À propos de Arkhé

par Léo Ortuno

Arkhé nous fait revivre le traumatisme d’un tremblement de terre à Mexico, dans les années 80. Armando Navarro explore cet événement sous la forme d’un montage d’archives, guidé par une voix qui commente et apporte une profonde réflexion sur le statut de ces images, aussi abîmées que la ville et les corps qui la peuplent. Le temps d’une secousse à peine, ce témoignage se révèle à la fois fascinant, nécessaire et bouleversant.

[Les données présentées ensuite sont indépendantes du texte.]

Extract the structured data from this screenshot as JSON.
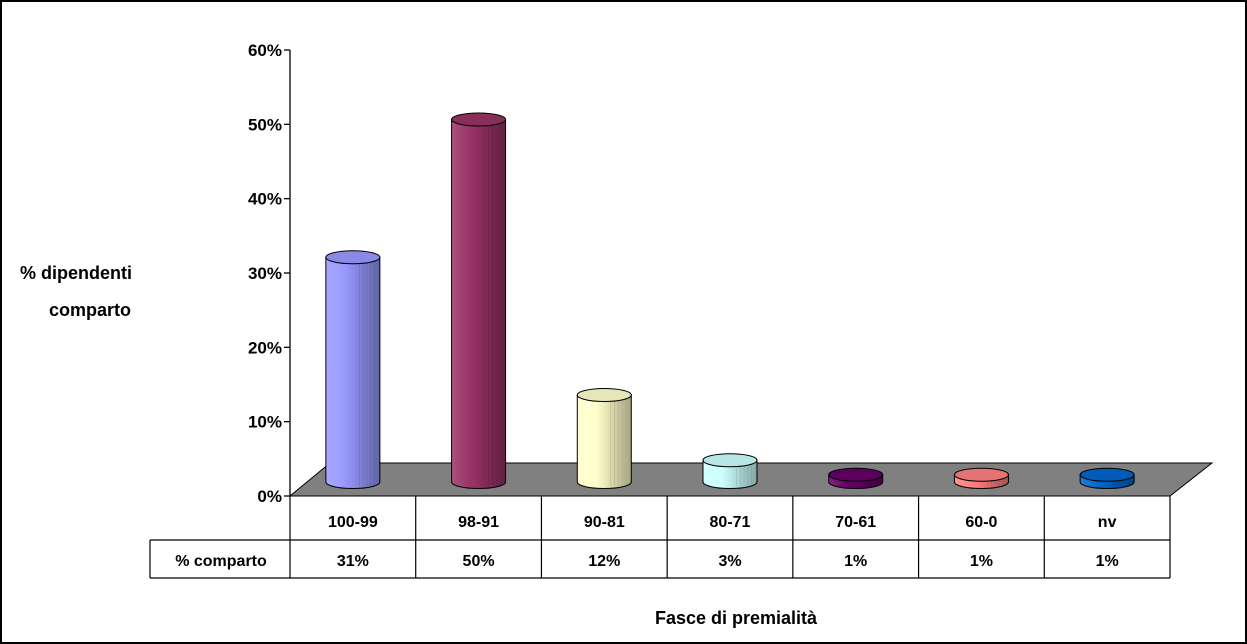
{
  "chart_data": {
    "type": "bar",
    "style": "3d-cylinder",
    "categories": [
      "100-99",
      "98-91",
      "90-81",
      "80-71",
      "70-61",
      "60-0",
      "nv"
    ],
    "series": [
      {
        "name": "% comparto",
        "values": [
          31,
          50,
          12,
          3,
          1,
          1,
          1
        ],
        "value_labels": [
          "31%",
          "50%",
          "12%",
          "3%",
          "1%",
          "1%",
          "1%"
        ],
        "colors": [
          "#9999ff",
          "#993366",
          "#ffffcc",
          "#ccffff",
          "#660066",
          "#ff8080",
          "#0066cc"
        ]
      }
    ],
    "title": "",
    "xlabel": "Fasce di premialità",
    "ylabel": "% dipendenti comparto",
    "ylabel_lines": [
      "% dipendenti",
      "comparto"
    ],
    "ylim": [
      0,
      60
    ],
    "yticks": [
      0,
      10,
      20,
      30,
      40,
      50,
      60
    ],
    "ytick_labels": [
      "0%",
      "10%",
      "20%",
      "30%",
      "40%",
      "50%",
      "60%"
    ],
    "grid": false,
    "floor_color": "#808080",
    "data_table": true,
    "data_table_row_label": "% comparto"
  }
}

Entretien avec Armando Navarro 

Images d’un autre temps 

« J’adore les images. Elles m’ont toujours fasciné. Surtout les images d’un autre temps: des albums de famille, les registres historiques des endroits où j’ai vécu, etc. J’ai fait plusieurs œuvres sur l’histoire des archives de Mexico, et certains sujets sont aberrants: des étudiants massacrés, des violences armées d’une virulence incroyable et, bien entendu, les tremblements de terre qui ont plusieurs fois brisé notre ville. Quand je suis face à ces images, j’étudie les archives, je les regarde autant de fois que je peux. Je me laisse affecter et, à un certain moment, elles font partie de moi. C’est à ce moment-là que je me mets à écrire. Une fois que ces affects sont sur la page, l’écriture me dit comment monter ces images les unes avec les autres.»

Tremblement de terre à Mexico 

« Je suis né à Zacatecas, loin de Mexico, en 1989. Cet événement était de l’histoire ancienne et n’avait rien à voir avec moi. Mais en 2007, j’ai déménagé à Mexico. Dix ans plus tard, la nuit du 18 septembre 2017, je regardais En Punto, un formidable journal télévisé sur N+. Ils parlaient des commémorations des victimes du tremblement de terre de 1985. Elles étaient prévues le jour suivant, le lendemain de l’anniversaire de la catastrophe. Le reportage montrait des images du tremblement de terre. Cela m’a profondément ému. Le lendemain, le 19 septembre 2017, à 13:14, la terre s’est à nouveau mise à trembler. Et la ville fut à nouveau brisée. Pendant ce tremblement de terre, et alors que mon corps bougeait sans que je ne puisse le contrôler, ces images me sont apparues, dans ma tête et dans mon corps.« On a besoin de ces images », me suis-je dit,« on a besoin de les voir, encore et encore, et toujours.»

La voix de l’archiviste 

« Le personnage décrit dans ce film travaille avec les archives historiques, comme je le fais depuis quelques années. Ses impressions et affects sont les miens. Cependant, et avant toute chose, Arkhé est une narration en creux: l’activiste n’est plus, seule la voix parle de lui. En écrivant ce texte, je pensais à mon fils Tomás. Il a un an et demi et il est né à Mexico. Une chose est sûre, c’est que cette ville fera à nouveau l’objet d’un séisme. Tomás aura aussi besoin de ces images, comme moi. Il en aura peut-être besoin quand je ne serai plus là. Alors peut-être que Arkhé pourra lui parler, le rassurer.»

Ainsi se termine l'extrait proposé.